И вот, после долгих совещаний, в которых принял участие и отец Виктора, и даже Василиса, решено было поместить Ксаню «на исправление» в монастырский пансион сестры Манефы.
Как раз к этому времени окончились летние каникулы, и наступило время отправить Виктора опять в гимназию, находившуюся в том самом городе, где и пансион Манефы. Граф воспользовался этим случаем, поехал вместе с ним, побывал у матери Манефы и условился относительно приема лесовички в число монастырок, причем счел еще нужным прибавить, что он рассчитывает на особенно строгое отношение к «испорченной» девушке.
По возвращении графа Василисе велено было немедленно собрать все вещи Ксани, отвезти ее в пансион и передать в руки начальнице.
Нечего и говорить, с какою радостью принялась Василиса за исполнение этого приказания.
Граф и графиня отпустили вчерашнюю любимицу не простившись, не напутствовав на дорогу. Но мало того: как Ксаня убедилась в первый же час своего пребывания среди монастырок, ее представили как воровку, как самое испорченное и потерянное существо в глазах матери Манефы и ее учениц! Они не пощадили ее!
Но это все еще ничего в сравнении с тем, что потеряла Ксаня.
Умер Василий… Умер ее единственный, верный, преданный друг, такой же жалкий, бедный сирота, как и она, обиженный людьми и Богом… Она не могла проститься с ним даже… Он умер без нее, одинокий…
Едва-едва удалось Ксане упросить, чтобы отпустили ее на похороны. Наконец — отпустили, но не одну, а под строгим надзором Василисы. Она успела еще вовремя. Вася лежал в гробу. На лице его застыла улыбка. Сжатые маленькие его губы как будто говорили:
— Ксаня! Бедная! Я верю тебе! Я один тебе верю! Ты чистая! Ты гордая! Ты царевна лесная… Не нужны царевнам ни золото, ни драгоценные камни! У них сокровища леса, вся лесная радость, все цветы и букашки, — все их. Ты не могла украсть! Ты не воровка!
— Да, я не крала! Я не воровка! — повторяла она тогда. — Василий! Васенька! Тебе одному я скажу это! Перед тобой мертвым оправдываться не стыдно.
И она открыла свою душу мертвому другу…
Она не плакала на похоронах… Но глаза ее, не отрывавшиеся от усопшего, говорили много — больше всяких слез…

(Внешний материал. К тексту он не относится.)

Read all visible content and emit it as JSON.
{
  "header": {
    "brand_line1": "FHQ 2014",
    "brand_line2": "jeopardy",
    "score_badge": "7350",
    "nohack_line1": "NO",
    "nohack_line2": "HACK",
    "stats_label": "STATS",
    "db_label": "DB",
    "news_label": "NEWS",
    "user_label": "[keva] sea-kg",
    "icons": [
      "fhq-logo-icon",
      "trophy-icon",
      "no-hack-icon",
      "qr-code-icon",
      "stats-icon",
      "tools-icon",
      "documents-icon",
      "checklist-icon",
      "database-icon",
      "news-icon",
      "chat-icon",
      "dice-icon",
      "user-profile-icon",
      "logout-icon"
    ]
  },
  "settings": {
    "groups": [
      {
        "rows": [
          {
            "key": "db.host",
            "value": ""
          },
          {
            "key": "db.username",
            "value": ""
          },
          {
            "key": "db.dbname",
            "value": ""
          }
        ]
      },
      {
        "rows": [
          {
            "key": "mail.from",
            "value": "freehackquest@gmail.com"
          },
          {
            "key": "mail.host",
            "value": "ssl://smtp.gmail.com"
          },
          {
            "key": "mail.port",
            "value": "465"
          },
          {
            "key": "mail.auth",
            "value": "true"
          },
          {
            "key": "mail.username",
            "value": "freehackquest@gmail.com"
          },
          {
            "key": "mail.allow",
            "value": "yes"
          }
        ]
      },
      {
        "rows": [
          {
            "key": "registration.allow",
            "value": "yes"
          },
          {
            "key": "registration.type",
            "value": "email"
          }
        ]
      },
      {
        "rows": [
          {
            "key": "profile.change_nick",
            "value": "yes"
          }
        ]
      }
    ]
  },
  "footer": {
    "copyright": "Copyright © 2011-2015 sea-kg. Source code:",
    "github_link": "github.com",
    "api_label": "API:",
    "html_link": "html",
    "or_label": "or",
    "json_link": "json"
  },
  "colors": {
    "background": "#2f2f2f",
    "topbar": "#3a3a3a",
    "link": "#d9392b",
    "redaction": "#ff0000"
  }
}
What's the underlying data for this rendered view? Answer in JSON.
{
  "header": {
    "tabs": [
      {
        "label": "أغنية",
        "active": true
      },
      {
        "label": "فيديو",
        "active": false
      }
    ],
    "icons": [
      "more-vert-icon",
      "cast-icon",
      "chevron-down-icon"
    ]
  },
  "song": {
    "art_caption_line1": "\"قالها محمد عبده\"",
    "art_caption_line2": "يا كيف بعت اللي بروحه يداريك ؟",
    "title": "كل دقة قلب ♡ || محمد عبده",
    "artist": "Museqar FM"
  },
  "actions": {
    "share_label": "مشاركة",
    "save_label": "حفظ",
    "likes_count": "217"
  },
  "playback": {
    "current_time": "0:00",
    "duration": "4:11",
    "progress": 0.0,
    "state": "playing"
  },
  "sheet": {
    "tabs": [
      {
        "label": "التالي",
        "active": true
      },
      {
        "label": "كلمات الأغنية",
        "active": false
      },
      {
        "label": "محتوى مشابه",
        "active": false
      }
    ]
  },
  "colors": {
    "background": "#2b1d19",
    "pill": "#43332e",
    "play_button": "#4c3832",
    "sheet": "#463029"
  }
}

Прямо с похорон ее увезли снова в усадьбу, где она спустя неделю узнала новость: Норов оставил место, уехал навсегда, и новый лесничий поселился в лесной сторожке… А еще через месяц Ксаню отослали сюда, в монастырский пансион.
Все эти мысли вихрем кружились в голове девочки… Мечты о недавнем прошлом так охватили ее, что она не заметила даже, как щелкнула у дверей задвижка. Она очнулась только тогда, когда перед ней предстала маленькая, худенькая, седая женщина в темном, с белыми горошинками, платье.
— Здравствуй, Христово дитятко! — произнес мягкий, ласковый голос, и маленькая, худая рука легла на плечо Ксани.
Девочка вздрогнула и подняла голову.
Перед ней стояла старушка с добрым-предобрым морщинистым лицом.
— Кто вы? — невольно вырвалось из груди лесовички.
— Секлетея я. Не бойся, Христово дитятко… — произнесла старушка и, неожиданно наклонившись к Ксане, поцеловала ее в лоб.
Пораженная девочка отпрянула в сторону, а старушка снова заговорила, поглаживая по ее черной, как смоль, головке:
— Не серчай, не серчай, Христово дитятко, на меня, старуху… Любя ведь я… Всех-то я люблю вас, Божьих деточек, всех люблю… Потому вы, как цветики, безгрешные… Серчает, вишь, на вас мать Манефа с сестрою Агнией да Уленькой… Наказывают вас… А по мне не наказывать надо, а ласкать да нежить душу ласкою… Озлобить не трудно… Приручить, да пригреть, да душеньку растопить на добро — куда труднее… Не верю я, чтобы вы, деточки, худые были. Нет… Добрые вы, только доброту вашу иной порой прячете, потому стыдлива она, эта доброта… Ах, Христово дитятко, печется о вас всех Господь Милосердный, ох, печется!.. Много от Него, Милостивца, видим добра!..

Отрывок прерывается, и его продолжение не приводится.